Saint-Lucq dejó caer las antiparras sobre el caballete de la nariz y se volvió a interesar por Tranchelard y sus guardaespaldas. Como sólo venían a beber una ronda y cobrarse el precio de su protección, enseguida se marcharon. El semidragón, por su parte, bebió el vino de un trago, se levantó, dejó una moneda sobre la mesa y salió a su encuentro.
Tranchelard y sus hombres avanzaban tranquilamente por las calles atestadas de gente, donde la malvada expresión de sus rostros bastaba para abrirles paso. Parloteaban y reían, inconscientes del peligro. Pero el gentío los protegía y a la vez permitía a Saint-Lucq seguirlos con total discreción. Por suerte, enseguida entraron en una callejuela tortuosa y fétida como una cloaca, que atajaba hasta la vieja calle Pavée.

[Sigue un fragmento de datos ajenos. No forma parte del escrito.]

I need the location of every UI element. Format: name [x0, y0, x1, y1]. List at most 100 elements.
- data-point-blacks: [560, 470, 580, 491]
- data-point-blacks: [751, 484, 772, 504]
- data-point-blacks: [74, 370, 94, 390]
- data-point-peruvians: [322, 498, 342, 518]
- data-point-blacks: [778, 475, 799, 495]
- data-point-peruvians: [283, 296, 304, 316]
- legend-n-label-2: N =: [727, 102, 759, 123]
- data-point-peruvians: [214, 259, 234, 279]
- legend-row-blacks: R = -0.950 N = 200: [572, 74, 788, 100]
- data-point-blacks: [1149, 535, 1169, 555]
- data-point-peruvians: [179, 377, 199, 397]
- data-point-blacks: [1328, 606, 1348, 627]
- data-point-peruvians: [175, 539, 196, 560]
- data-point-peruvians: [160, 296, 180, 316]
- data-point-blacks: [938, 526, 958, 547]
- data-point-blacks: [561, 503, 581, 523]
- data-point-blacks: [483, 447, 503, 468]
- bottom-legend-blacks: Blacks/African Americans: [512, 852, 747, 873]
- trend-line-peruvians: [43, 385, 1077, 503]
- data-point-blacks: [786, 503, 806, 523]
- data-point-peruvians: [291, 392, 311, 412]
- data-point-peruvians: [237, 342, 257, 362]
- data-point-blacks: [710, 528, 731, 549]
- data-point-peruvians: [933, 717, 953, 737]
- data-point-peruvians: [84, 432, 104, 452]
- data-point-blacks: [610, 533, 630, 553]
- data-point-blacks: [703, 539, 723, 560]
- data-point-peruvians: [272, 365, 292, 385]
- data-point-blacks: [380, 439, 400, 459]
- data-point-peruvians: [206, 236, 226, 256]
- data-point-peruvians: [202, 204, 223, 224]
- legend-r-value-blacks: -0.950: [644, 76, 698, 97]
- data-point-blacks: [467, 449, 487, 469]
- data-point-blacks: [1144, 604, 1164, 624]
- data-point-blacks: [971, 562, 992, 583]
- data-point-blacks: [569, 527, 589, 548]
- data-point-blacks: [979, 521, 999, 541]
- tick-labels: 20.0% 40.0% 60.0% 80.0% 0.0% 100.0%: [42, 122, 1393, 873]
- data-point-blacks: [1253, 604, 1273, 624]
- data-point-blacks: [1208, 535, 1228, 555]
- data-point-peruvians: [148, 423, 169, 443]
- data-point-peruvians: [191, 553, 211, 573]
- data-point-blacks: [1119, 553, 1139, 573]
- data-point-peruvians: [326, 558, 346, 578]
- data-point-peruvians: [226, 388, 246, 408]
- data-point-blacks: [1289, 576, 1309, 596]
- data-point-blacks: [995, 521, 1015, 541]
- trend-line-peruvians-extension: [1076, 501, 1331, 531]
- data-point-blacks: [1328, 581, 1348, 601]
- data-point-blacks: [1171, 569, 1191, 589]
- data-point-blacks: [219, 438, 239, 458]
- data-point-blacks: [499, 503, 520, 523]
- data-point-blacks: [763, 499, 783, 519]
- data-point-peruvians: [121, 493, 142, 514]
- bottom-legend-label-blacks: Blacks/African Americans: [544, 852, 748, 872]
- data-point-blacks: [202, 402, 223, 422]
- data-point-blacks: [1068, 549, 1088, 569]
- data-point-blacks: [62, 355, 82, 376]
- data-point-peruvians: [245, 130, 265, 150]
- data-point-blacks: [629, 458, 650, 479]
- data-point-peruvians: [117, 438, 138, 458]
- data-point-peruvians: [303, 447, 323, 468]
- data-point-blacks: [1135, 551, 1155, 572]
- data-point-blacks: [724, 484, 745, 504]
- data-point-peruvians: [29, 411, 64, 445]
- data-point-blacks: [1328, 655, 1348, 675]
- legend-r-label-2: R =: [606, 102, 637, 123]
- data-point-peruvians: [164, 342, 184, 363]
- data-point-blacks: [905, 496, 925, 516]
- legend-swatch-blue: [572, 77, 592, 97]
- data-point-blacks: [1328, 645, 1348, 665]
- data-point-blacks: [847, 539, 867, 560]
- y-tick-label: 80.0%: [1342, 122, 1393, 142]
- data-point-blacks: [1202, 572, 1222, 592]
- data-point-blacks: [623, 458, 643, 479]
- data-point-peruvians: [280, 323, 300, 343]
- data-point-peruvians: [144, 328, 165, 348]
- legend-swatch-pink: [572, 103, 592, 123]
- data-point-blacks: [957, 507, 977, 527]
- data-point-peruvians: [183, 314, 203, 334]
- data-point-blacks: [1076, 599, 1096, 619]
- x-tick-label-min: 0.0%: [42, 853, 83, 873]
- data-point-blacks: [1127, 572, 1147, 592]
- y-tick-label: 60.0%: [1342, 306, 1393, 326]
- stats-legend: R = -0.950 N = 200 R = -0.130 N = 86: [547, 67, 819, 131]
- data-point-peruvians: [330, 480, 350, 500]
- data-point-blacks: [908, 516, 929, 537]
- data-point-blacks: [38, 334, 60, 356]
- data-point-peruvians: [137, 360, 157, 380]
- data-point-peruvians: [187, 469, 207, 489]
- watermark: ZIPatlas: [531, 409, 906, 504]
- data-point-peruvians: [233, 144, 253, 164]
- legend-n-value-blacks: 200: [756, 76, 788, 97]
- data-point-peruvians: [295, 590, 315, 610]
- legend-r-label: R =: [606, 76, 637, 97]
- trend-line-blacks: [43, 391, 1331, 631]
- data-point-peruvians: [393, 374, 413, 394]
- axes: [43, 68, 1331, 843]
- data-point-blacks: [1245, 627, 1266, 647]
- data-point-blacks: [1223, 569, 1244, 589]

La oportunidad era demasiado buena para dejarla escapar.
Saint-Lucq apuró el paso de repente, dio unas grandes zancadas, se abalanzó sobre ellos y los tomó totalmente desprevenidos. Sólo tuvieron tiempo de oír el roce del acero al salir de la vaina. El primero pronto cayó acogotado por el codazo que le rompió la nariz, Tranchelard quedó inmovilizado por el filo de una daga que le acarició la glotis, y el tercero apenas tuvo tiempo de llevar la mano a la espada cuando la punta de un estoque, a una pulgada de su ojo derecho, le heló el gesto.
—Reflexionad —lo conminó el semidragón, con voz calma.
El hombre no tardó en poner pies en polvorosa y Saint-Lucq se quedó a solas con Tranchelard. Sin dejar de amenazarlo con su daga, se acercó a él y lo obligó a recular hasta tocar una mugrienta pared con la espalda. Los alientos se mezclaron y el olor que salía del truhán era el del miedo.
—Mírame bien, amigo. ¿Me reconoces?
Tranchelard tragó saliva y asintió levemente ante las antiparras rojas mientras el sudor le resbalaba por las sienes.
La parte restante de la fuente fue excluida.